The prophet Nathan soon after confronted David about this murder, by first telling him a parable of a rich man and a poor man: The rich man had many sheep, while the poor man had only one little ewe, whom he cared for greatly. A traveler approached the rich man for food, whereby the man took the poor man's ewe and dressed it to give to the traveler.

Hearing this story, David grew angry and replied: "As surely as the Lord lives, the man who did this deserves to die! He must pay for that lamb four times over, because he did such a thing and had no pity."

Nathan replied, "You are the man! This is what the Lord, the God of Israel, says: 'I anointed you king over Israel, and I delivered you from the hand of Saul. I gave your master's house to you, and your master's wives into your arms. I gave you the house of Israel and Judah.

"And if all this had been too little, I would have given you even more. Why did you despise the word of the Lord by doing what is evil in His eyes? You struck down Uriah the Hittite with the sword and took his wife to be your own.

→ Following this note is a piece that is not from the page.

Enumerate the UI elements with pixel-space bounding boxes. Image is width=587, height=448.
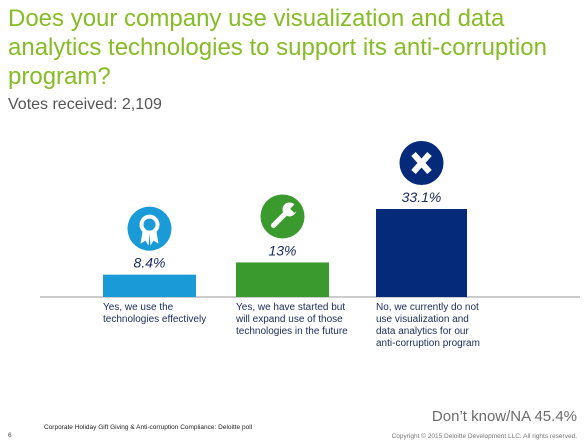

"You killed him with the sword of the Ammonites. Now, therefore, the sword will never depart from your house, because you despised Me and took the wife of Uriah the Hittite to be your own.'" NIV - Bible Gateway passage: 2 Samuel 12:5-10 - New International Version

Nathan then informs David that his child with Bathsheba must die. Indeed, their first child dies after seven days. David and Bathsheba later had a second son, the future King Solomon.

==Rabbinic literature==
Because, as the Jewish Encyclopedia notes, the Rabbis "could not admit the existence of any flaw in David's character," their writings tend to paint Uriah as the one at fault: They contended that when he defied David's order to go home, he disregarded a royal bidding (Shab. 56a; Tos. to Ḳid. 43a, above).

==Biblical texts mentioning Uriah the Hittite==

All references from the JPS translation (1917) unless otherwise stated.

  - These be the names of the mighty men whom David had: [...] 39: Uriah the Hittite: thirty and seven in all.
  - These also are the chief of the mighty men whom David had, who strengthened themselves with him in his kingdom, and with all Israel, to make him king, according to the word of the LORD concerning Israel. [...] 41: Uriah the Hittite, Zabad the son of Ahlai,
  - And David sent and inquired after the woman. And one said, Is not this Bath-sheba, the daughter of Eliam, the wife of Uriah the Hittite? 4: And David sent messengers, and took her; and she came in unto him, and he lay with her; for she was purified from her uncleanness: and she returned unto her house. ["Uriah the Hittite" named four more times in this chapter.]
  - [Nathan:] Wherefore hast thou despised the commandment of the LORD, to do evil in his sight? thou hast killed Uriah the Hittite with the sword, and hast taken his wife to be thy wife, and hast slain him with the sword of the children of Ammon. 10: Now therefore the sword shall never depart from thine house; because thou hast despised me, and hast taken the wife of Uriah the Hittite to be thy wife.
  - Because David did that which was right in the eyes of the LORD, and turned not aside from any thing that he commanded him all the days of his life, save only in the matter of Uriah the Hittite.
- (NAB): As the first husband of the mother of Solomon (i.e., Bathsheba) in the genealogy of Jesus.

==Film portrayals==
Uriah is portrayed in the American films David and Bathsheba (1951) by Kieron Moore, King David (1985) by James Lister and Mark Burnett's and Roma Downey's The Bible: The Epic Miniseries (2013) by Dhaffer L'Abidine.